I ricercatori pervengono a tali conclusioni dopo aver fatto un’ampia disamina degli attuali assetti di potere rwandese a partire dal 2000 quando si diede vita a “ un impegno di condivisione del potere tra ( ma solo tra i ) i soggetti che sono ben allineati contro un rilancio del settarismo etnico , il perseguimento dello sviluppo, non di negoziazione, come  percorso principale per la riconciliazione nazionale , e la ricerca di un'alternativa alla politica clientelare”. Il tutto in presenza di “un dibattito politico senza contraddittorio e l’assunzione di ogni decisione esecutiva col consenso, ed un approccio insolitamente severo nei confronti delle infrazioni disciplinari sia civili che militari.”

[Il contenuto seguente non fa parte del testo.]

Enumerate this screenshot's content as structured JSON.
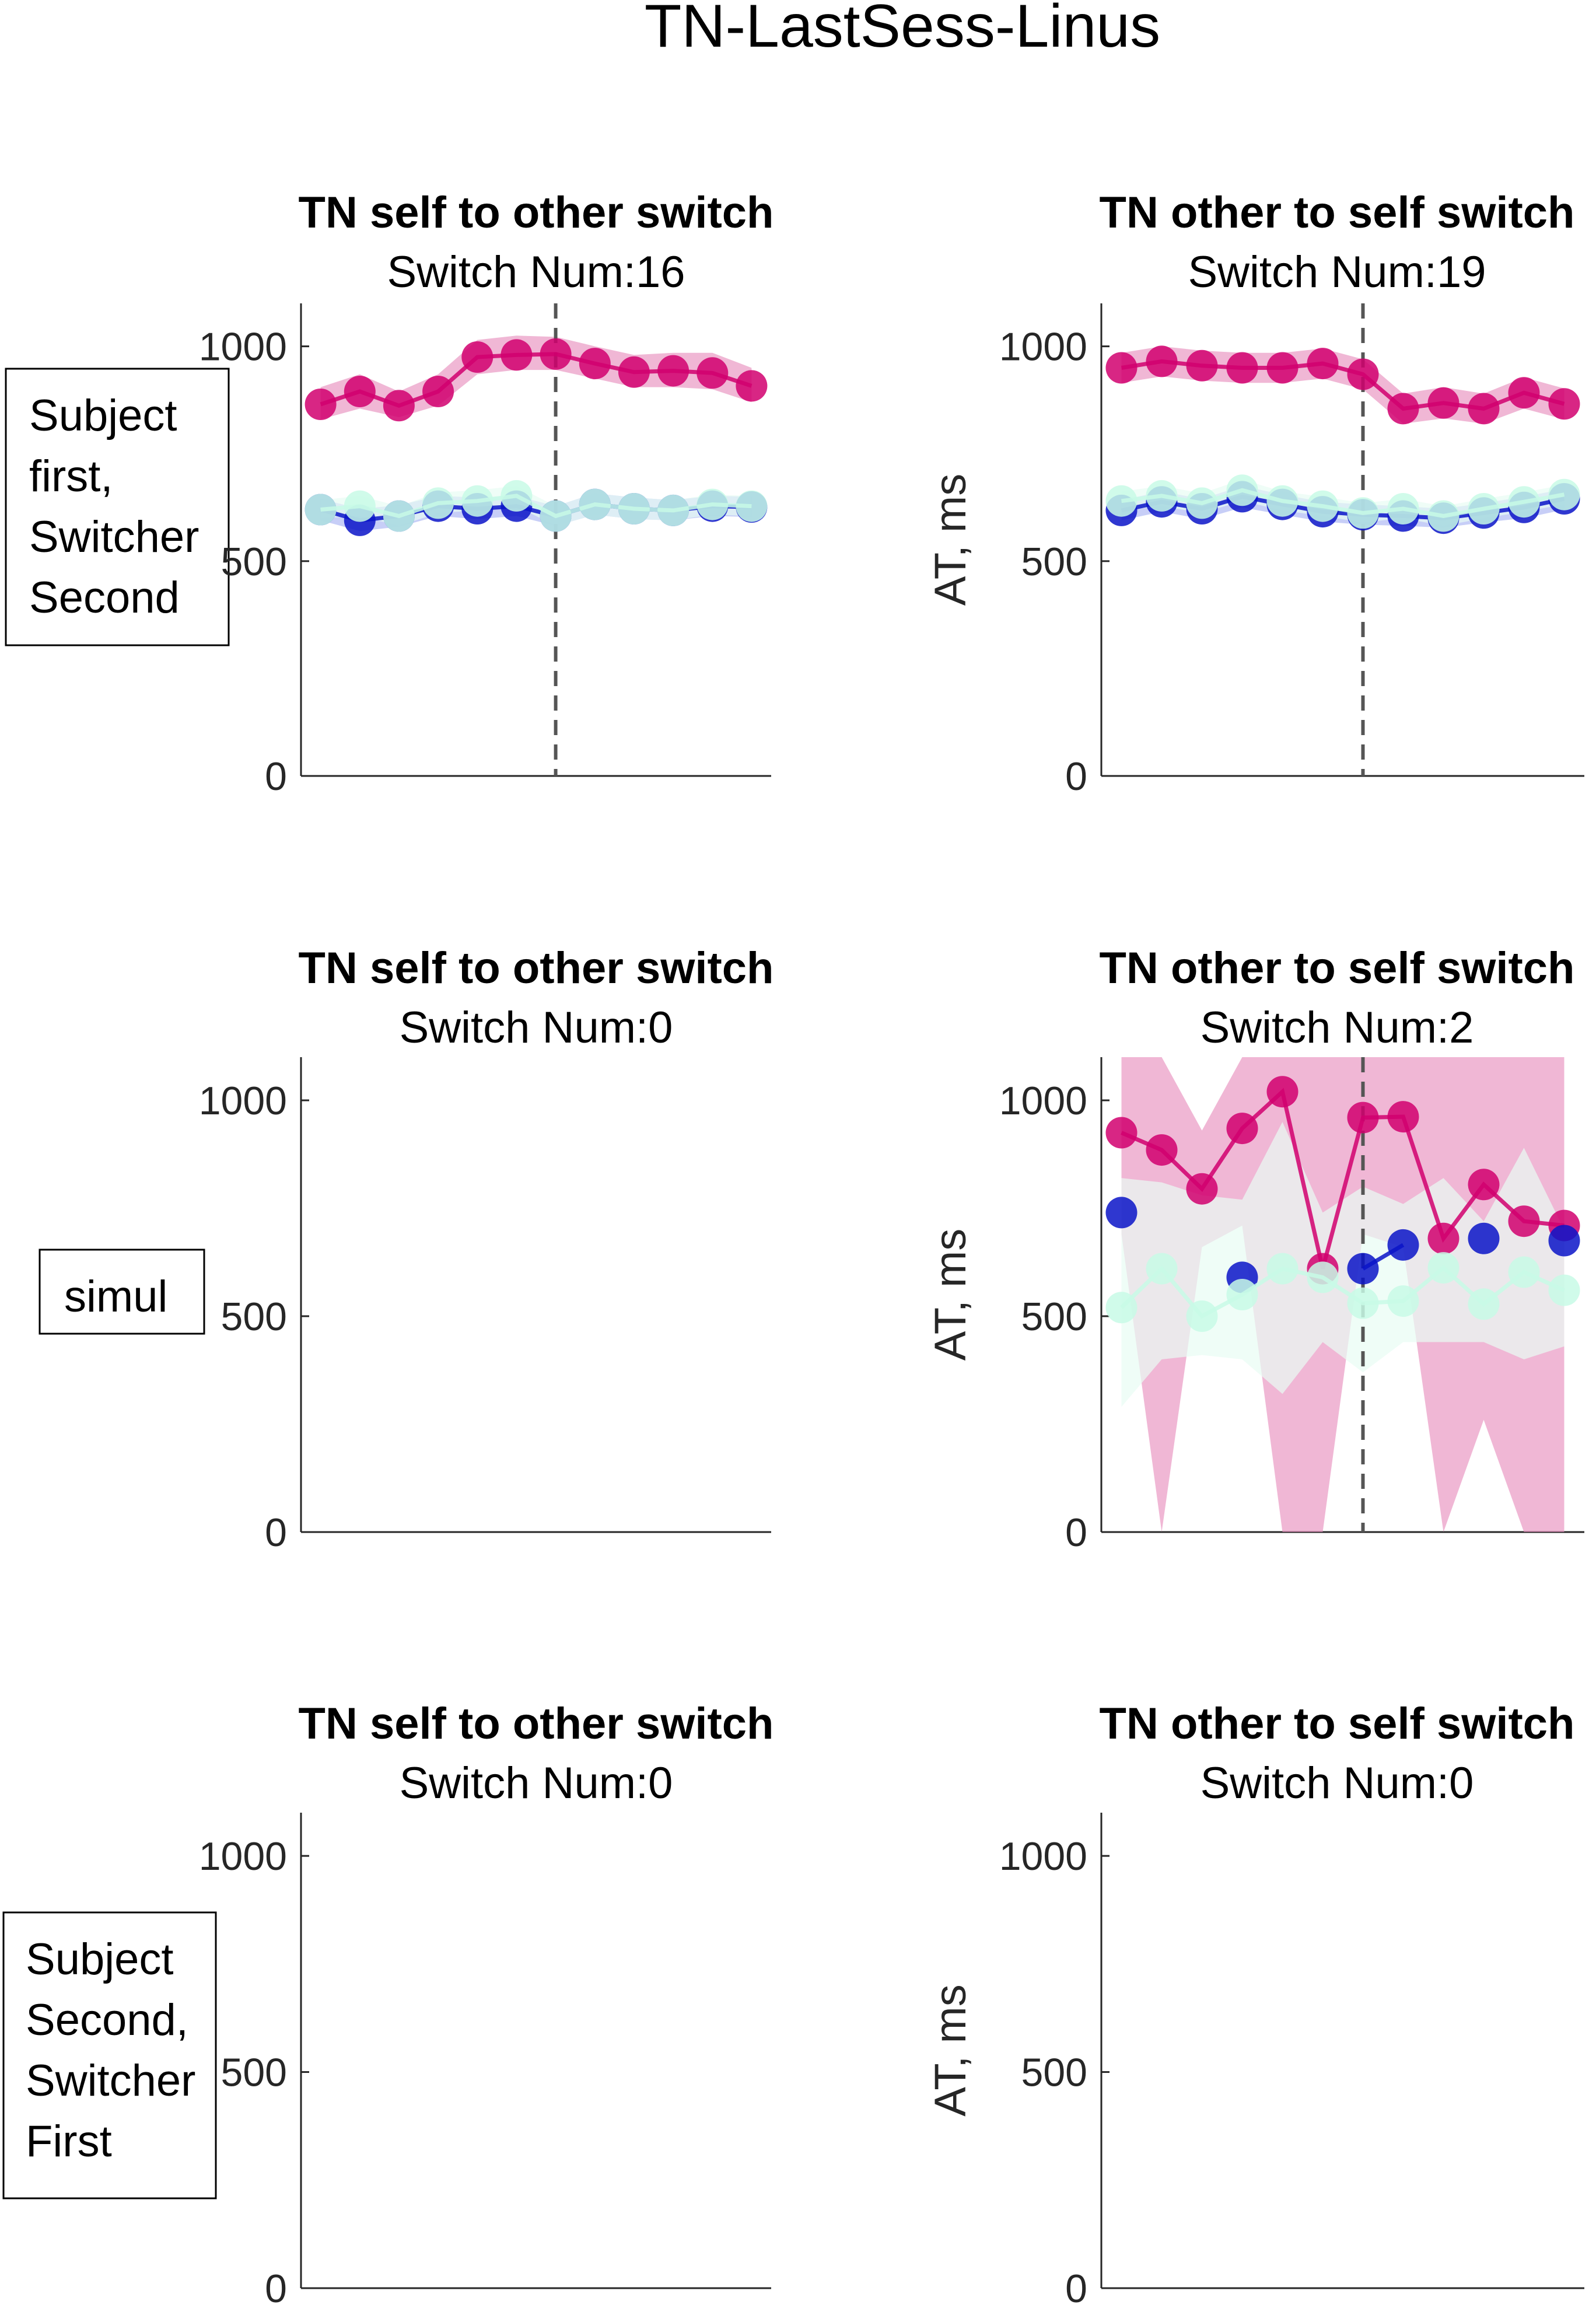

“La convergenza dell’élite attorno a questi impegni e regole è ampio e abbastanza robusto”. Le differenziazioni politiche su “diversi temi centrali nella politica economica e sociale, nonché le questioni costituzionali, come la successione presidenziale”, vengono “espresse a porte chiuse, dando un'impressione fuorviante …di un consenso forzato e di un dominio del RPF “.
Secondo i ricercatori, in questo contesto, non devono fuorviare le periodiche epurazioni, su basi disciplinari, che colpiscono dipendenti pubblici e militari; infatti, “poche o nessuna delle defezioni, rimpasti e ordini di arresto che hanno avuto luogo dagli inizi del 2000, quando è stato raggiunto l' accordo politico attuale, sono riconducibili a differenze politiche. Esse non indicano l'esistenza di significative divisioni tra fazioni o lotte di potere su questioni di principio, come alcuni osservatori hanno potuto pensare”.
Tutti questi fattori devono essere tenuti nella dovuta considerazione in sede di cooperazione bilaterale perché “fino a quando l'attuale composizione politica non evolve in  qualcosa di diverso” questa è la situazione con cui misurarsi perché non esistono alternative realistiche e profittevoli al di fuori dell’attuale accordo in essere tra l’élite rwandese che già svolge un certa attrazione come possibile struttura a supporto dello sviluppo della cooperazione e della democrazia.

1 commento:

  1. Ecco una analisi intelligente. Finalmente, aggiungo io.
    Troppe volte leggo critiche dettate unicamente dalla litigiosità politica di cui siamo permeati noi bazungu .
    Il Rwanda bisogna viverlo per capirlo ed apprezzarlo.
    Conoscere la gente, conquistarsi la loro fiducia, quindi raccogliere le loro confidenze.
    Capire come per loro sia ancora importante l'etica derivante dalla società tribale.
    Capire quanto sia bella e sincera la loro religiosità, nonostante i danni fatti da alcuni missionari nei tempi passati e da parecchi religiosi in tempi ancora recenti.
    E come la gente, questo anche per volontà del FPR , sia incline al perdono ed alla riabilitazione.
    Credo che chiunque abbia a cuore il futuro del Rwanda si auguri che l'attuale presidente venga rieletto, così come se lo augurano la maggiorparte dei Rwandesi.